LONDON (Reuters) - Britain's spies are not knowingly carrying out illegal mass surveillance of the country's citizens but laws governing their powers to intercept private communications need a massive overhaul, an independent assessment concluded on Tuesday.
The Independent Surveillance Review (ISR) was commissioned by Nick Clegg, former deputy prime minister in the previous coalition government, to examine allegations by former U.S. security agency contractor Edward Snowden that British and U.S. spies were conducting vast monitoring programmes.
"We have seen no evidence that the British government knowingly acts illegally in intercepting private communications or that the ability to collect data in bulk is used by the government to provide it with a perpetual window into the private lives of British citizens," the ISR concluded.
"On the other hand, we have seen evidence that the present legal framework authorising the interception of communications is unclear, has not kept pace with developments in communications technology, and does not serve either the government or members of the public satisfactorily."

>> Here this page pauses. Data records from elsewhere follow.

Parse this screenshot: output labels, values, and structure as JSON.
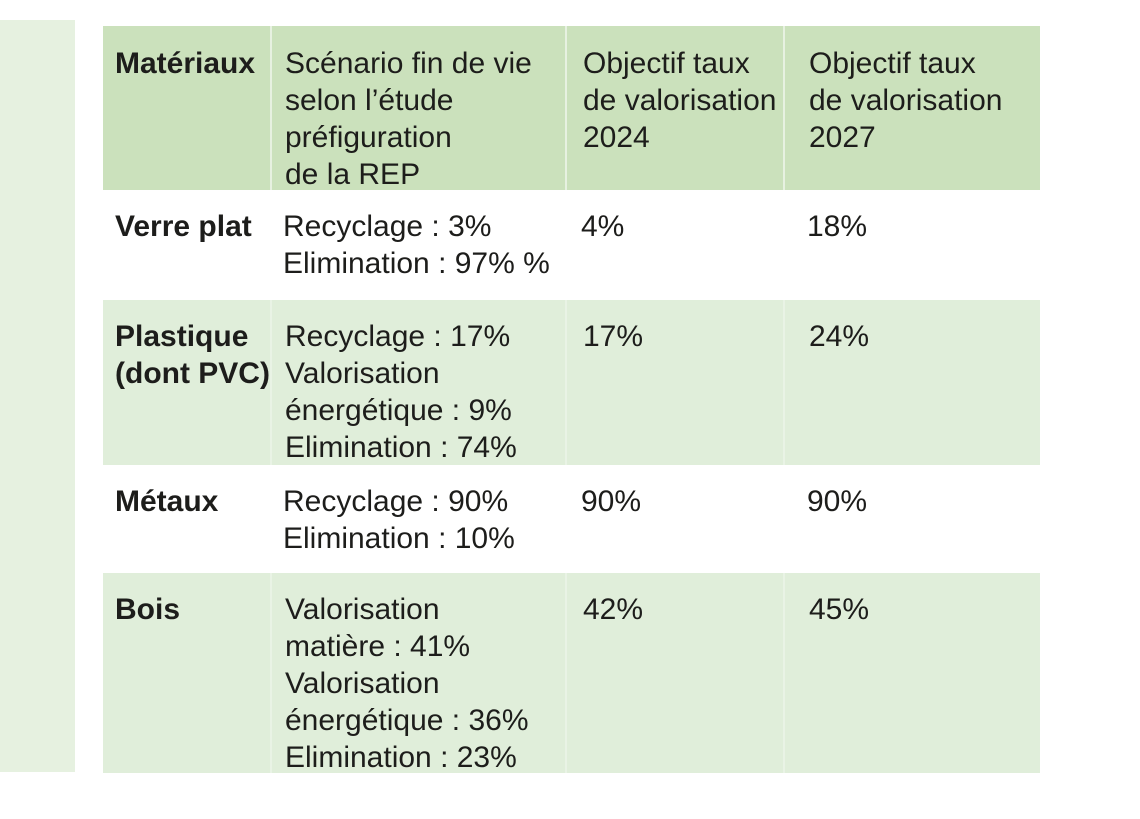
{
  "colors": {
    "page-bg": "#ffffff",
    "header-bg": "#cbe1bc",
    "row-shaded-bg": "#e0eeda",
    "strip-bg": "#e6f1e0",
    "text": "#1d1d1b"
  },
  "table": {
    "columns": [
      {
        "label": "Matériaux"
      },
      {
        "label": "Scénario fin de vie\nselon l’étude\npréfiguration\nde la REP"
      },
      {
        "label": "Objectif taux\nde valorisation\n2024"
      },
      {
        "label": "Objectif taux\nde valorisation\n2027"
      }
    ],
    "rows": [
      {
        "material": "Verre plat",
        "scenario": "Recyclage : 3%\nElimination : 97% %",
        "objectif_2024": "4%",
        "objectif_2027": "18%"
      },
      {
        "material": "Plastique\n(dont PVC)",
        "scenario": "Recyclage : 17%\nValorisation\nénergétique : 9%\nElimination : 74%",
        "objectif_2024": "17%",
        "objectif_2027": "24%"
      },
      {
        "material": "Métaux",
        "scenario": "Recyclage : 90%\nElimination : 10%",
        "objectif_2024": "90%",
        "objectif_2027": "90%"
      },
      {
        "material": "Bois",
        "scenario": "Valorisation\nmatière : 41%\nValorisation\nénergétique : 36%\nElimination : 23%",
        "objectif_2024": "42%",
        "objectif_2027": "45%"
      }
    ]
  }
}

The ISR, whose members included former heads of Britain's three spy agencies MI5, MI6 and GCHQ, is the third major UK investigation into the surveillance work of the security services since Snowden's 2013 revelations.
All have cleared the spies of any wrongdoing, but equally all said the laws governing their surveillance work needed to be made clearer. Last month, Britain's independent reviewer of anti-terrorism laws called the current framework fragmented, undemocratic and "in the long run intolerable".

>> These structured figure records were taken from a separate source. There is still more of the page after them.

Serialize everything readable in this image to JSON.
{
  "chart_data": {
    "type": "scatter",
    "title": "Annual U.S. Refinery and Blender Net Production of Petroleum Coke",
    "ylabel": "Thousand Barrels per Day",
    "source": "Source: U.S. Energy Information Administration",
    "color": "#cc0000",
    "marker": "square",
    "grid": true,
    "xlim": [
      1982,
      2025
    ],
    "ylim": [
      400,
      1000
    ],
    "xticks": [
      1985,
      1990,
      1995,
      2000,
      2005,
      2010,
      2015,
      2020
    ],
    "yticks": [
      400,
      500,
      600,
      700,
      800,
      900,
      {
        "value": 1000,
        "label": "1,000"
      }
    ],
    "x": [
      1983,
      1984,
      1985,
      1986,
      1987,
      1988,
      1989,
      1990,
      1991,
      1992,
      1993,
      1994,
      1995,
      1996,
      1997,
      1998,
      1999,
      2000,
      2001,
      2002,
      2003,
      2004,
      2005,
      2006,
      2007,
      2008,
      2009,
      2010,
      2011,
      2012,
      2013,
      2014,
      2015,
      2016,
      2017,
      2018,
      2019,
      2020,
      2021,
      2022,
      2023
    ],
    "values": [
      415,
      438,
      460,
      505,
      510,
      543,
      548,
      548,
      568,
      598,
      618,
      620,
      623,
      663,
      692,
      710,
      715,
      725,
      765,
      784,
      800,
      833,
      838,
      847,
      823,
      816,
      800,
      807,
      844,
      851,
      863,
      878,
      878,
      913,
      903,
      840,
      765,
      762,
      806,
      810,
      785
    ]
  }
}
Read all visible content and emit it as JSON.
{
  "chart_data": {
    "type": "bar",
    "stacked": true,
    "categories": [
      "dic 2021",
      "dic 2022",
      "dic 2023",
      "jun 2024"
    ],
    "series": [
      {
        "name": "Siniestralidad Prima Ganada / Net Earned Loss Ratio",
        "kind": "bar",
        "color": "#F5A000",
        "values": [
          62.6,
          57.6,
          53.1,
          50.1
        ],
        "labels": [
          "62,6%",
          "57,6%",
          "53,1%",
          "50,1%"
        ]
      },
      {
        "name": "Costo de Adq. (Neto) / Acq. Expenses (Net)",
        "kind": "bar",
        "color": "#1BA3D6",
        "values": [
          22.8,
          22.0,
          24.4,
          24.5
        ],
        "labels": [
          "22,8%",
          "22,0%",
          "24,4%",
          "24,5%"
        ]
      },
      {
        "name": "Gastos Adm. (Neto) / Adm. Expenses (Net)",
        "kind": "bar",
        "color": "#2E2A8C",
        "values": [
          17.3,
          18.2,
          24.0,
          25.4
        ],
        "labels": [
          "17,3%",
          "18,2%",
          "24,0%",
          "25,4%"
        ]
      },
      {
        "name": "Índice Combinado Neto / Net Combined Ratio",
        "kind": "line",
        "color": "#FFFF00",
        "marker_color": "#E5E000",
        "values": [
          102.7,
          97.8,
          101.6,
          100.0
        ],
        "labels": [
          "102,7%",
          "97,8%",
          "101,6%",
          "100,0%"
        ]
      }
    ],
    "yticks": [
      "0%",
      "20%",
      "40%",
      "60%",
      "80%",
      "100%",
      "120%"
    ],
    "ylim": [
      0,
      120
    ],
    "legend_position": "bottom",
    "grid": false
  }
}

Prime Minister David Cameron's government has promised to legislate to extend the powers of police and security agencies to monitor Britons' communications and web activities in what opponents have dubbed a "snoopers' charter," arguing technological changes had diminished their capabilities.

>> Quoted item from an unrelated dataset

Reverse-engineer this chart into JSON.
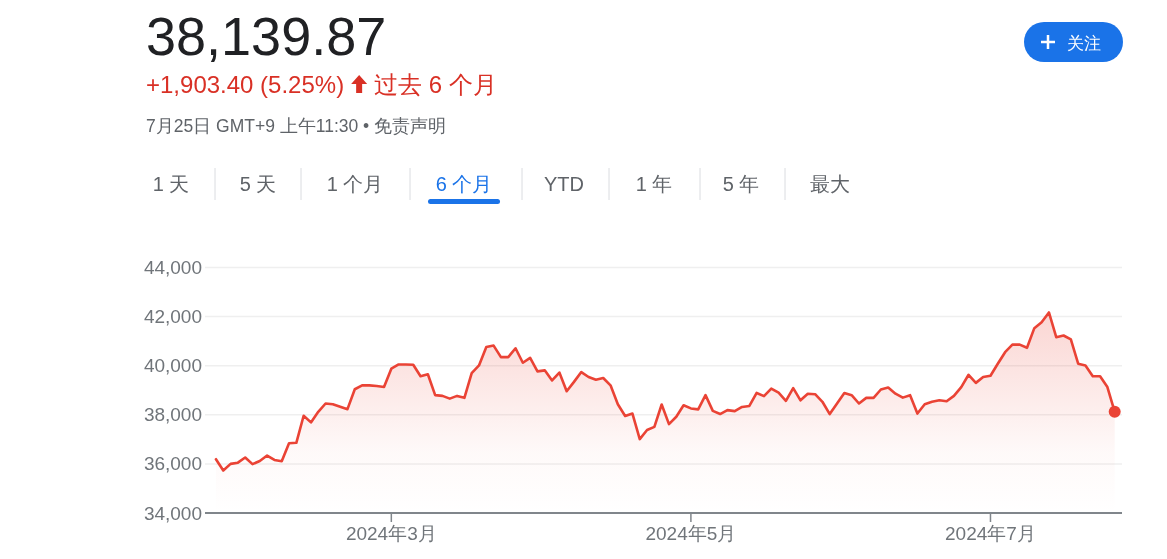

Campaigners and civil rights groups have said Snowden's disclosures about mass surveillance showed the authorities were trampling over people's entitlement to privacy.
The ISR said that to have the confidence of the public, there needed to be a clear system of oversight with a bigger role for senior judges. Any new law should have to pass 10 tests, such as proportionality and transparency, before being agreed, it added.
David Omand, the former head of eavesdropping agency GCHQ, said "the cloud of unjustified suspicion" should now be lifted from the intelligence services, adding the report's findings could allow Britain to lead the world by showing how it was possible to have security, privacy and freedom of speech.